Fazer por si próprio significava permitir que os recém-desmamados escolhessem quanto ou quão pouco comeria dos 33 alimentos disponíveis. Como ela enfatizou para o público de Quebec, nenhum adulto foi autorizado a sugerir às crianças o que poderia ser uma escolha ou porção adequada. "As ordens das enfermeiras eram sentar em silêncio, colocar a colher na mão e não fazer movimento", disse ela.


O que foi espantoso sobre o experimento não foi simplesmente esse conceito (tão inocentes eram esses jovens sujeitos do que constituía comida que inicialmente algumas crianças com fome mastigavam "uma colher limpa, pratos, a borda da bandeja ou um pedaço de papel sobre ele"), mas sua duração e sua execução.

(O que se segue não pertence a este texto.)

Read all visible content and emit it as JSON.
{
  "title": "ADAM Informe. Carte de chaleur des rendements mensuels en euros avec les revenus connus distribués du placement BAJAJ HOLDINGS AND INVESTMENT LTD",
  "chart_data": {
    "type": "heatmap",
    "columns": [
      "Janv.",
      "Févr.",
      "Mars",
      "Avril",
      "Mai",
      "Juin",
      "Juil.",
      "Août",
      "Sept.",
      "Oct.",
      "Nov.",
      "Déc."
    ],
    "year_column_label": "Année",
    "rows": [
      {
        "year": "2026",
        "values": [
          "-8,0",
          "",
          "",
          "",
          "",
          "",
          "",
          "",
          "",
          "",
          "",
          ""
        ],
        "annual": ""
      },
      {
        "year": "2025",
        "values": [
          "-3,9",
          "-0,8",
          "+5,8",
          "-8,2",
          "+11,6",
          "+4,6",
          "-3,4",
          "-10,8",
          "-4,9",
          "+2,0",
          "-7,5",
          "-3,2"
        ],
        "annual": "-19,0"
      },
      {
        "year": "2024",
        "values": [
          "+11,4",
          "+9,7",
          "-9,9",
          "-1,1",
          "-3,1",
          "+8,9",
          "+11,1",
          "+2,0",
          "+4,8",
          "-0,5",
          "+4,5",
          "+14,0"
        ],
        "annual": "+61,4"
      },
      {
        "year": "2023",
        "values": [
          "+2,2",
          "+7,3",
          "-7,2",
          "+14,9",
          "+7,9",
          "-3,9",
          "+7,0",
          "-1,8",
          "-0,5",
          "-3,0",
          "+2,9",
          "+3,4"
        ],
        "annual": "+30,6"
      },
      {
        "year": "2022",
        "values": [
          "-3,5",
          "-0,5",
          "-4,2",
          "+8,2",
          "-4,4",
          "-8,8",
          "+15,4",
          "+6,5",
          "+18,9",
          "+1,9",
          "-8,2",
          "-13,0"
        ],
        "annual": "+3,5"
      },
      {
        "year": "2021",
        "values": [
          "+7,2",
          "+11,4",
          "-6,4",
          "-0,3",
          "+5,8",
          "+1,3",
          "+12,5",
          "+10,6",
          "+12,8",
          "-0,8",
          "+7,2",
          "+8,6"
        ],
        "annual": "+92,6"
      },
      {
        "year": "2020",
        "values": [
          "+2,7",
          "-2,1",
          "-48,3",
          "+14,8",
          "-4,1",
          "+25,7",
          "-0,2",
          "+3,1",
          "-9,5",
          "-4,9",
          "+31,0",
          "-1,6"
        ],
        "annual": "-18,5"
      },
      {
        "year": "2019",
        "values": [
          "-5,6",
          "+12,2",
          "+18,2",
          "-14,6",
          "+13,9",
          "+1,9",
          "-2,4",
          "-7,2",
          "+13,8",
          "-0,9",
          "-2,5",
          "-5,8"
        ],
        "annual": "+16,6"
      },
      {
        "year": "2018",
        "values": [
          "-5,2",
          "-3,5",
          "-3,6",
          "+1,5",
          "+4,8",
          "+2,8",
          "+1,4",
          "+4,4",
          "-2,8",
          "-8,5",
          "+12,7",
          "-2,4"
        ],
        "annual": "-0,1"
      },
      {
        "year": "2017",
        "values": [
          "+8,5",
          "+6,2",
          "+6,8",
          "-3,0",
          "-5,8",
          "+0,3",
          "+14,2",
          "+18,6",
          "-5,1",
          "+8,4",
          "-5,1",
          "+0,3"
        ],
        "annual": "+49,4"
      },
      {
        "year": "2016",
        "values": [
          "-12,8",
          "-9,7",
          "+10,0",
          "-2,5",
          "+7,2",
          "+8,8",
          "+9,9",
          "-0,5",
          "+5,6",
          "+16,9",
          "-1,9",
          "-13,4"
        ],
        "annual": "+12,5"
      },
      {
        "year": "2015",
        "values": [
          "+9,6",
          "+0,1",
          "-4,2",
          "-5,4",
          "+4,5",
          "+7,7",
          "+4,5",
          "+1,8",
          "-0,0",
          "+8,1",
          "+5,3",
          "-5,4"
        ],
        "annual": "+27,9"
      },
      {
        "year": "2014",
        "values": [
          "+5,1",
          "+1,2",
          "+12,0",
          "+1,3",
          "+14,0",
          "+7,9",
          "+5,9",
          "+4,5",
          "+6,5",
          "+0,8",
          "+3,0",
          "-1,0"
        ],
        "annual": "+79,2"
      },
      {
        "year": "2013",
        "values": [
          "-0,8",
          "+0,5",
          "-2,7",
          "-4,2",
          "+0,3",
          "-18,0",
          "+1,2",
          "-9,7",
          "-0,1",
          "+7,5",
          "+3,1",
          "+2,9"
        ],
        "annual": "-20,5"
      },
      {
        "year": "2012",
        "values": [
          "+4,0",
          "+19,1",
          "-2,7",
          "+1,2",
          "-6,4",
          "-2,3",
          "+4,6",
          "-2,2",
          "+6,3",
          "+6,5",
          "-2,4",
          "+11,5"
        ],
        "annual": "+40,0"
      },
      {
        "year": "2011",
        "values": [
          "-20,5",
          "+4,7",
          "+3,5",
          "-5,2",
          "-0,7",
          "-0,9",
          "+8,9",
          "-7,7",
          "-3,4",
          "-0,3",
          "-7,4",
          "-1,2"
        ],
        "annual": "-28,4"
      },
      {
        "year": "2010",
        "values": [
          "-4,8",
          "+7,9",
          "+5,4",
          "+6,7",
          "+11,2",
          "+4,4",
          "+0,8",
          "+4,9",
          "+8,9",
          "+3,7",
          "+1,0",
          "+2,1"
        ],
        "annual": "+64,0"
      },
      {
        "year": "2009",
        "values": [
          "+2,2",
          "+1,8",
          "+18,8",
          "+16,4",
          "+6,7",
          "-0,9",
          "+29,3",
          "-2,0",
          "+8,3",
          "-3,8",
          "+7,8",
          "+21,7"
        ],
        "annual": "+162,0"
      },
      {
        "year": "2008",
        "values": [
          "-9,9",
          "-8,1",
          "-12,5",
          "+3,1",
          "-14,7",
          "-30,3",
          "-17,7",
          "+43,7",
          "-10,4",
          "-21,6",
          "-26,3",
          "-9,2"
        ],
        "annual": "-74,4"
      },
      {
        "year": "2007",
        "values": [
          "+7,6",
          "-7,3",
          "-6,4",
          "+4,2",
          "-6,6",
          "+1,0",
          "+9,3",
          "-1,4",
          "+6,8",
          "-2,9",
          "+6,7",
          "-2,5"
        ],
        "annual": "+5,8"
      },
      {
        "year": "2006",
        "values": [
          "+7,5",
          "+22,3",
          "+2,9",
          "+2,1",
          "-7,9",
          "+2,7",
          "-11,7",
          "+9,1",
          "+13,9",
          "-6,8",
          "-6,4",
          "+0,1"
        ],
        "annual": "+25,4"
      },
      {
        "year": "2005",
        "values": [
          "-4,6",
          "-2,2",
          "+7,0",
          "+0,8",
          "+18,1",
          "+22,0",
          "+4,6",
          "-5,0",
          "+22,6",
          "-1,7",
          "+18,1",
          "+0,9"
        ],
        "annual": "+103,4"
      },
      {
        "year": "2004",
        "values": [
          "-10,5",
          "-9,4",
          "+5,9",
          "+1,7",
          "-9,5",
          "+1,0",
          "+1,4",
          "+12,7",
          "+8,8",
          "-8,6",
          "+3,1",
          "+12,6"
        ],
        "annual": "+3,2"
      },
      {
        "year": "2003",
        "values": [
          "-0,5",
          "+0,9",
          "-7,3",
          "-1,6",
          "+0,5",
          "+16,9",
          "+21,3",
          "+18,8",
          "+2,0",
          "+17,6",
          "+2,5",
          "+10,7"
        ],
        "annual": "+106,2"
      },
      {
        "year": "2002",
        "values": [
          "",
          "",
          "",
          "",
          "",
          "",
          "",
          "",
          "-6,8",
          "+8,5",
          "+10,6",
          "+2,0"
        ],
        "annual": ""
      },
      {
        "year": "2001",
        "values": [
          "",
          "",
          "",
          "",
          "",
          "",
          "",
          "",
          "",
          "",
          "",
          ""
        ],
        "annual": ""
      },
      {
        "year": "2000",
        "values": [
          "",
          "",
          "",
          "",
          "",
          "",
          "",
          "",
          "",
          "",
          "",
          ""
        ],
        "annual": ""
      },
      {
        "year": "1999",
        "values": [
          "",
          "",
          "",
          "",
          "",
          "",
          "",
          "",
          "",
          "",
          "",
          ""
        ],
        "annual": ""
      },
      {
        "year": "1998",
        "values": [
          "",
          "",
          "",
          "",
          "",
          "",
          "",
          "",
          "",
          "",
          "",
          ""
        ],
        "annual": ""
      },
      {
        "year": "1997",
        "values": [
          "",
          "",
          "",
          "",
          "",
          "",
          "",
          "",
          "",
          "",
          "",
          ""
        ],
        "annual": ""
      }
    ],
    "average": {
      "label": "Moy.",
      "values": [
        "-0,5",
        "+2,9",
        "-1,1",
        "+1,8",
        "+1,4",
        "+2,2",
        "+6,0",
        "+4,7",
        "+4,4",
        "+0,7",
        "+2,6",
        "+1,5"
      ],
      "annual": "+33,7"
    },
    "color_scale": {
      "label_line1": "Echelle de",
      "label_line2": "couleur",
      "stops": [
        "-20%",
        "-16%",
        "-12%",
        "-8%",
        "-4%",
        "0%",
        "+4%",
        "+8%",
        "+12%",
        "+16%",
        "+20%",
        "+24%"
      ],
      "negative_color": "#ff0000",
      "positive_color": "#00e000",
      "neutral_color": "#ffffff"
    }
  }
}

Davis convenceu mães e viúvas adolescentes solteiras que não podiam mais sustentar suas famílias colocarem seus bebês no que equivalia a um orfanato de experimento alimentar estabelecido em Chicago. Um total de 15 crianças participou; os dois meninos estudados por mais tempo foram acompanhados por um período de 4 anos e meio: isto é, a quantidade de cada coisa consumida ou derramada em cada refeição durante os primeiros quatro anos e meio de sua vida alimentar foi assiduamente registrada. A isso foram adicionados registros de alterações de altura e peso, a natureza dos movimentos intestinais e radiografias ósseas regulares e exames de sangue. Davis relatou que o experimento gerou algo entre 36.000 e 37.500 (era inconsistente na figura) registros alimentares diários.

Por que fazer uma coisa tão extraordinária?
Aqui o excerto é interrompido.